La verità, è un’altra: E’ chiaro che in quel calcio c’era qualcosa che non andava, parlare con gli arbitri, anche solo per salutarli, è una questione moralmente sbagliata, ma, se Moggi (e la Juve) è stato condannato per intercettazioni in cui indicava ai designatori “metti lui, poi metti lui qua, ecc.”, Facchetti (e l’Inter), che magari non usavano lo stesso tono, ma utilizzavano più “ars dicendi”, più (in un certo senso) “classe”, nel dire agli arbitri “con te abbiamo fatto 13 v, 13 p, 13 s, il chè non è un ruolino entusiasmante; tu conosci la situazione, pertanto, agisci di conseguenza”, non possono essere definiti estranei, vittime, di tutto ciò che gli circondava. Sono stati penalizzati Milan, Fiorentina e Lazio per reati meno gravi rispetto a quelli di Moggi, ma molto simili a quelli dell’Inter. E’ stata penalizzata addirittura la Reggina, ma che potere poteva avere Foti di fronte a colossi del mondo del calcio?

E l’Inter? Non solo non è stata condannata, ma gli è stato regalato uno scudetto, in cui era arrivata terza, e gli è stato permesso do aprire un ciclo di vittorie, dovute (diciamocelo chiaramente) fino all’anno scorso per mancanza di avversari degni. Ecco perché la revoca di quello scudetto dovrebbe essere una conseguenza indubbia, e in più, una penalizzazione in questo campionato, non vorrebbe dire scendere dalle nuvole, e non sarebbe cosa da poco, per quantomeno iniziare ad avere giustizia: se si vuole tutto subito, non si otterrà mai niente.

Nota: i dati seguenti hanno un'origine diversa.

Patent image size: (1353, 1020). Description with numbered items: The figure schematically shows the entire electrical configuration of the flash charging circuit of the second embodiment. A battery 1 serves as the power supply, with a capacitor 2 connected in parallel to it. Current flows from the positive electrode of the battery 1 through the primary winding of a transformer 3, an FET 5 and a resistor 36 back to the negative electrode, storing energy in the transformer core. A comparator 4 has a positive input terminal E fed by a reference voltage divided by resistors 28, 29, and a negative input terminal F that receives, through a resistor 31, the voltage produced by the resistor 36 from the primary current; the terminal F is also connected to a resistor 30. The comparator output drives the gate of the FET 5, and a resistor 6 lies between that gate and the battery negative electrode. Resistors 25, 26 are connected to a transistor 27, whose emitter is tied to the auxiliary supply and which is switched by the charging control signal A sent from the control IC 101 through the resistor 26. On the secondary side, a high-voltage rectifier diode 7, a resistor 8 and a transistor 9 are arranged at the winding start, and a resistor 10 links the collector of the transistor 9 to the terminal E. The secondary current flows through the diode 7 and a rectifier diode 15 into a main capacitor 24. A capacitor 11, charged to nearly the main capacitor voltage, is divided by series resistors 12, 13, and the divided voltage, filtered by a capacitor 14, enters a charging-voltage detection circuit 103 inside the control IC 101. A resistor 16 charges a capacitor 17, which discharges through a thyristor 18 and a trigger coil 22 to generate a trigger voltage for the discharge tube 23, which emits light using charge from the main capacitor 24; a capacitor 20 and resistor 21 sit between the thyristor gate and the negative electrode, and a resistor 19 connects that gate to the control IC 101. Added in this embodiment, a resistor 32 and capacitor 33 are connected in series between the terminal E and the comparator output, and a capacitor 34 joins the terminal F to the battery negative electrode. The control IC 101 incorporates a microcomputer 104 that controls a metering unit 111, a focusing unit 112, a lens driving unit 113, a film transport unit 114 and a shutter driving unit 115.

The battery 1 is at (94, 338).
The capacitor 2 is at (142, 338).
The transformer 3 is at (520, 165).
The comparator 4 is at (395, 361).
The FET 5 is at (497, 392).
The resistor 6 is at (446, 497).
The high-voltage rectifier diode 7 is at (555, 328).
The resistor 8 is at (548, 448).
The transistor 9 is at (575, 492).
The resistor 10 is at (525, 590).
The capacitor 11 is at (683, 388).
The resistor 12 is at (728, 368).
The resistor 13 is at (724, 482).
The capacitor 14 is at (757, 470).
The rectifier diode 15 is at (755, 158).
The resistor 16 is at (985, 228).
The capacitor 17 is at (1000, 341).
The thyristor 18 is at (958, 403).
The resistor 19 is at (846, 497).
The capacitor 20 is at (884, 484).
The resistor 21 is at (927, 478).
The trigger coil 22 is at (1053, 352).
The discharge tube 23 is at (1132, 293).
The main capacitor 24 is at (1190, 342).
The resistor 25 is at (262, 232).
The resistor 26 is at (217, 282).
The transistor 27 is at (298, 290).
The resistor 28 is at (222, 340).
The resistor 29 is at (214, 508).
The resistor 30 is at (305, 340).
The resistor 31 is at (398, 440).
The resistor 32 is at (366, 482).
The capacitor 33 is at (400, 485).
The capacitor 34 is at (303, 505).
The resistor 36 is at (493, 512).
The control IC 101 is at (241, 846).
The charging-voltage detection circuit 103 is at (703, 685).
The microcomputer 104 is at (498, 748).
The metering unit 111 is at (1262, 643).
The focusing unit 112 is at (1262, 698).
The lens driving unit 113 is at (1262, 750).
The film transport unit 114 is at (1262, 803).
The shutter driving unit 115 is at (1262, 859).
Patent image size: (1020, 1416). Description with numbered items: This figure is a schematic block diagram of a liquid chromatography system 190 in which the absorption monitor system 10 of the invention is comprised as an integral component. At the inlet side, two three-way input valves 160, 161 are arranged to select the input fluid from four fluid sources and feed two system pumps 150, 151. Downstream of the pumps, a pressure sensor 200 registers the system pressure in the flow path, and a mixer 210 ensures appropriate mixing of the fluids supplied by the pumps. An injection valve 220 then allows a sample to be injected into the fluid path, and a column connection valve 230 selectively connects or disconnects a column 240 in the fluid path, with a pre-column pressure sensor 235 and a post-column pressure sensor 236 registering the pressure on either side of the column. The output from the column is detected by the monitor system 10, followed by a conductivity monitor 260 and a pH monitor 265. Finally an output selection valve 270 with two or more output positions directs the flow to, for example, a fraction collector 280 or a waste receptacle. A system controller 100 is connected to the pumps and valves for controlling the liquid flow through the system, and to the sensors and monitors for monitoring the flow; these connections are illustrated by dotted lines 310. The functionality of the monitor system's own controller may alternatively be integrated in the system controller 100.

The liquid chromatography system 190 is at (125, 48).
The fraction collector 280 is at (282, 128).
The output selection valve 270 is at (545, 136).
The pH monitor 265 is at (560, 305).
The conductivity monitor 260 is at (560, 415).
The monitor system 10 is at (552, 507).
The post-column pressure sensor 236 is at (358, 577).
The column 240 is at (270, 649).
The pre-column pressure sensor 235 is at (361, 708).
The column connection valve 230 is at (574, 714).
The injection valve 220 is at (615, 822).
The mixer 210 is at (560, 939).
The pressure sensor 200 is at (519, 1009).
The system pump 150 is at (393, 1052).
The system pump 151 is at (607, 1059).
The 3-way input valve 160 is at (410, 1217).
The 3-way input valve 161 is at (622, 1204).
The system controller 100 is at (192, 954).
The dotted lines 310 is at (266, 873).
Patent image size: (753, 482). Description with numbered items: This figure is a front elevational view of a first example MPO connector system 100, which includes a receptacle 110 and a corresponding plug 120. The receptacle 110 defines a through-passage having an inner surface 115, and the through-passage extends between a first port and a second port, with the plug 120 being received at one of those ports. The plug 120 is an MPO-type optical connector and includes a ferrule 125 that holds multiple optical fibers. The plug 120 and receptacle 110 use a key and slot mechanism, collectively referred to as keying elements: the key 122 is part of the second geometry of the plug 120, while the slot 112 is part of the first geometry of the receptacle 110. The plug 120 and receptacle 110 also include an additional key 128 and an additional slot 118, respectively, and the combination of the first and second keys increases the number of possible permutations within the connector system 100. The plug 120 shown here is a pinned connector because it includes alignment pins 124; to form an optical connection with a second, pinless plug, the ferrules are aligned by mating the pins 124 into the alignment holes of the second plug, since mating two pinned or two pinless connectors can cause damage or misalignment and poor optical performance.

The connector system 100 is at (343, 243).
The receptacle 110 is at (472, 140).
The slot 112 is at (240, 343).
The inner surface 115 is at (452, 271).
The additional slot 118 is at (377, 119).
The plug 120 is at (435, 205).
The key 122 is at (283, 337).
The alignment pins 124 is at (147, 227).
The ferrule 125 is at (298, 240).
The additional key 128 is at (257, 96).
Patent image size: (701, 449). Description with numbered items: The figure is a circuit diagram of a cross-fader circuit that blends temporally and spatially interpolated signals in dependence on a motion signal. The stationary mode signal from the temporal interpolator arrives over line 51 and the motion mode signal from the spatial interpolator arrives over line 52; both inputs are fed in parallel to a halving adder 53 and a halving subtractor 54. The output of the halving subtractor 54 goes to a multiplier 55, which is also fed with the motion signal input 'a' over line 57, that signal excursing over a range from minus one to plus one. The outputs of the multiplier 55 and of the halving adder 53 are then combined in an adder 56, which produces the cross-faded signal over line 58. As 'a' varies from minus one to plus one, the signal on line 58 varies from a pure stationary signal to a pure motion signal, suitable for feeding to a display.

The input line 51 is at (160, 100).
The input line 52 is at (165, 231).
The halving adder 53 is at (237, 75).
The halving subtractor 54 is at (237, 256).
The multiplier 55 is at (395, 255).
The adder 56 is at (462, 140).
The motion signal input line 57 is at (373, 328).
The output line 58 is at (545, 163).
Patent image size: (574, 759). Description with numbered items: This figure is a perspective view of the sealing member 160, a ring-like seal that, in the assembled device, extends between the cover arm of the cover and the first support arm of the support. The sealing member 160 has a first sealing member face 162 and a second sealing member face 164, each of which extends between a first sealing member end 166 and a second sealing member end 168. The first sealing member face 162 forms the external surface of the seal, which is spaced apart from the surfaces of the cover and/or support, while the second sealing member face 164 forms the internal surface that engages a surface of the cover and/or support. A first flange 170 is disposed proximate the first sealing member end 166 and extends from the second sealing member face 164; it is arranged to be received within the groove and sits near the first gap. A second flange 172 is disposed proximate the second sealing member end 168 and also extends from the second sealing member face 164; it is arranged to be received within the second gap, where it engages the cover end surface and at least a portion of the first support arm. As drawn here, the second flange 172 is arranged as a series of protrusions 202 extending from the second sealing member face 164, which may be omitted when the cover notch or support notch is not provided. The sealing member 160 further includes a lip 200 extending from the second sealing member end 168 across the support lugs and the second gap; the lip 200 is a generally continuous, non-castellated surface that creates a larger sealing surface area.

Ma, al di là di queste pratiche giudiziarie, che, ultimamente, visto che la Juve e l’Inter oggigiorno hanno problemi diversi, e l’accesa rivalità post-calciopoli è andata scemando anche perché competono per due obiettivi differenti, la cosa più grave, è l’atteggiamento, la disinformazione, l’inganno che regna in questo mondo e che vuole negare una realtà non fosse per questi osceni segnali evidente: perché, anche se un perito ha concluso che “Collina” lo ha pronunciato Bergamo, il “metti a…” che lo precede rispecchia sicuramente il timbro di Facchetti, perché, se Paolillo per distogliere l’attenzione da una situazione che comincia a scottare parla di “altri scudetti da dare all’Inter” facendo riferimento al 5 Maggio del 2002, bisogna ricordare che l’Inter è riuscita nell’impresa di perdere lei contro nessuno all’Olimpico quel giorno, nonostante i laziali tifassero per lei, nonostante solo Poborsky giocava quel giorno in maniera seria e professionale, e nonostante (dichiarazioni dello stesso ceco) nell’intervallo Moratti entrò nello spogliatoio dei giocatori della Lazio per chiederli cosa stessero facendo! Perché la Gazzetta dice su Del Piero che non si è presentato al processo di Napoli a cui stato invitato a testimoniare che rischia l’accompagnamento coatto dai carabinieri, mentre sulla doppia assenza ingiustificata di Moratti non si dice nulla! Apriamo gli occhi, guardiamo la realtà.